Flinguée d'amour par la collectionneuse, souveraine et vénéneuse, le tueur à gages chargé de l'éliminer et qui en est accro en devient le camé. Guy Gilles refait alors en moins bien Absences répétées, son film remâche, patine avant que la mort n'en précipite la folie. La mort n'advient à la fin qu'en triomphe du faux, mouvements chorégraphiés et ajustement aberrant de l'image et du son. En plan très large, le tueur enlace par-derrière sa Dame sans merci, lui tire une balle puis frénétiquement s'agite, tire en direction du ciel avant de suicider.

 

 

 

Un arrêt de mort redoublé et son redoublement se fait côté cœur.

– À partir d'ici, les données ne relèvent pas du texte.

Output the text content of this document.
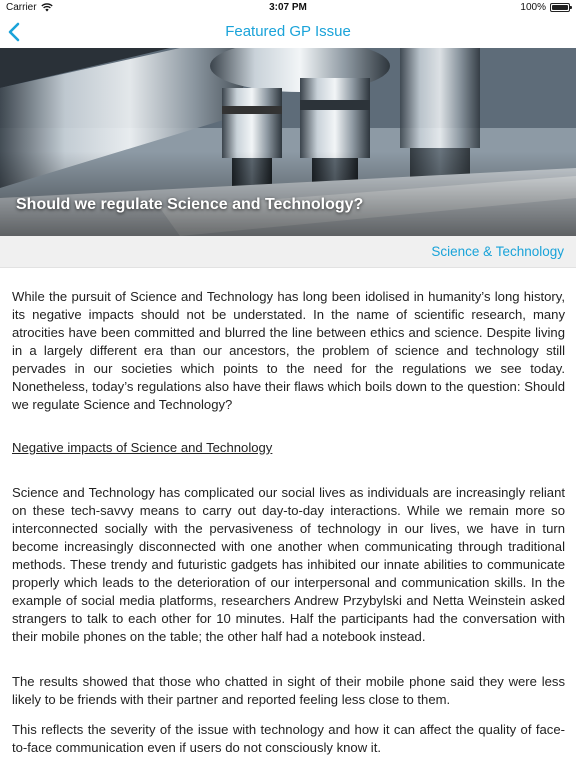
Carrier	3:07 PM	100%
Featured GP Issue
Should we regulate Science and Technology?
Science & Technology

While the pursuit of Science and Technology has long been idolised in humanity’s long history, its negative impacts should not be understated. In the name of scientific research, many atrocities have been committed and blurred the line between ethics and science. Despite living in a largely different era than our ancestors, the problem of science and technology still pervades in our societies which points to the need for the regulations we see today. Nonetheless, today’s regulations also have their flaws which boils down to the question: Should we regulate Science and Technology?

Negative impacts of Science and Technology

Science and Technology has complicated our social lives as individuals are increasingly reliant on these tech-savvy means to carry out day-to-day interactions. While we remain more so interconnected socially with the pervasiveness of technology in our lives, we have in turn become increasingly disconnected with one another when communicating through traditional methods. These trendy and futuristic gadgets has inhibited our innate abilities to communicate properly which leads to the deterioration of our interpersonal and communication skills. In the example of social media platforms, researchers Andrew Przybylski and Netta Weinstein asked strangers to talk to each other for 10 minutes. Half the participants had the conversation with their mobile phones on the table; the other half had a notebook instead.

The results showed that those who chatted in sight of their mobile phone said they were less likely to be friends with their partner and reported feeling less close to them.

This reflects the severity of the issue with technology and how it can affect the quality of face-to-face communication even if users do not consciously know it.
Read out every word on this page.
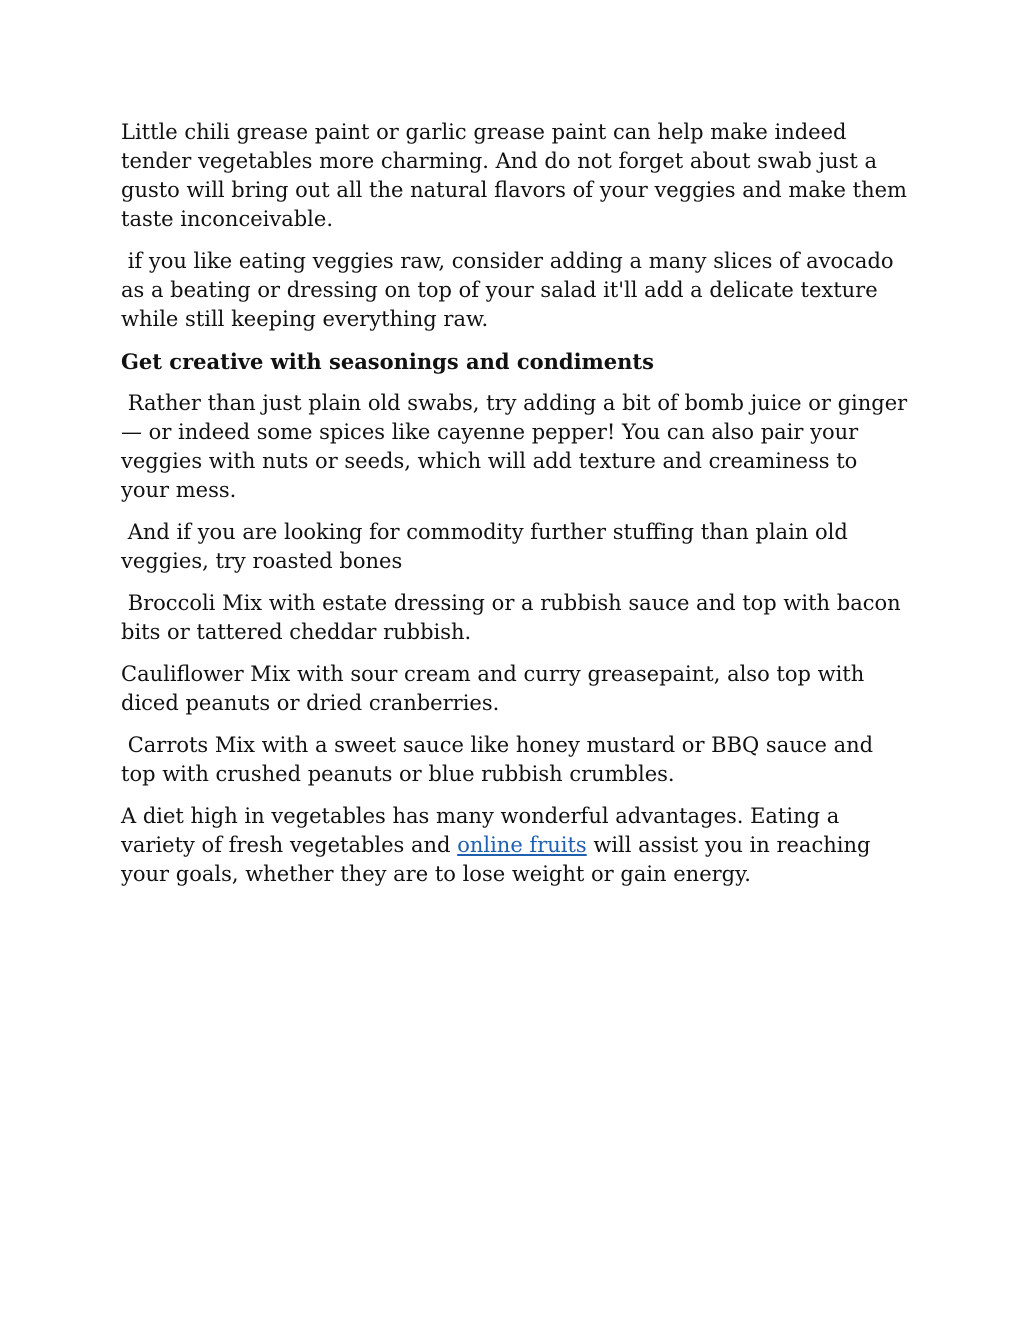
Little chili grease paint or garlic grease paint can help make indeed tender vegetables more charming. And do not forget about swab just a gusto will bring out all the natural flavors of your veggies and make them taste inconceivable.

if you like eating veggies raw, consider adding a many slices of avocado as a beating or dressing on top of your salad it'll add a delicate texture while still keeping everything raw.

Get creative with seasonings and condiments

Rather than just plain old swabs, try adding a bit of bomb juice or ginger — or indeed some spices like cayenne pepper! You can also pair your veggies with nuts or seeds, which will add texture and creaminess to your mess.

And if you are looking for commodity further stuffing than plain old veggies, try roasted bones

Broccoli Mix with estate dressing or a rubbish sauce and top with bacon bits or tattered cheddar rubbish.

Cauliflower Mix with sour cream and curry greasepaint, also top with diced peanuts or dried cranberries.

Carrots Mix with a sweet sauce like honey mustard or BBQ sauce and top with crushed peanuts or blue rubbish crumbles.

A diet high in vegetables has many wonderful advantages. Eating a variety of fresh vegetables and online fruits will assist you in reaching your goals, whether they are to lose weight or gain energy.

Pour leurs témoins, la fille de la victime et l'ami du tueur, ne restent qu'un cri de douleur devant un pacte de mort rompu et un silence promis à s'éterniser.

 

 

 

Tirer sur le soleil est un défi à deux faces, l'une avec l'astre qui donne sans recevoir de Georges Bataille, l'autre avec le héros de Fritz Lang affrontant le tigre du Bengale. Quand icarien est l'élancé, la retombée trouve sa rédemption dans le mythe.

 

 

 

 

 

Soleil et chair (le sacrifice à Néfertiti)

 

 

 

 

 

Un vers connu des Géorgiques de Virgile dit : « Sed fugit interea, fugit irreparabile tempus, singula dum capti circumvectamur amore ». Notre traduction donnerait ceci : « Mais en attendant, le temps fuit, s'écoule irréparable, toutes les fois que l'amour fait notre entour ». Nombreuses sont les amours perdues chez Guy Gilles et les retrouver, ainsi l'Algérie à l'occasion d'un numéro raciste de Guy Bedos, ainsi Jeanne Moreau dans la grâce du violon de Stéphane Grappelli, c'est prendre acte que la perte ne les aura jamais faits plus beaux.

 

 

 

Tirer sur l'actrice vénusienne puis sur le soleil, c'est reproduire un antique culte sacrificiel pour la première des Dames sans merci, la reine Néfertiti, à qui Guy Gilles a consacré dans les plus grandes difficultés son dernier film.

 

 

 

Le sentimentalisme exaspère comme une peau irritée d'acné, mais le rédime la pointe de sel du rimbaldisme. L'amour est maldonne des sexes quand la mort en est le don. Si le sacrifice est mutuellement consenti, alors il n'y a plus ni contrat ni collection, ni même sentiment et ressentiment, mais la montée du jour en sève infinie.

 

 

 

Tempus fugit et la mort donnée est l'arrêt d'une fuite. Les plans que tourne parfois lui-même Guy Gilles sont tirés comme des balles et leur montage indique qu'en est atteinte la cible. Cœur touché. Son apparition en expose aussi toute la fragilité épidermique, qui se sait fleur en se rêvant de papier, et dont le malheur fait déhiscence entre deux amours, pour Jeanne Moreau toujours là pour lui sans plus jamais être avec lui, et pour Patrick Jouané qui abandonnera le cinéma au milieu des années 80 en devenant quoi ? Sinon un jardinier.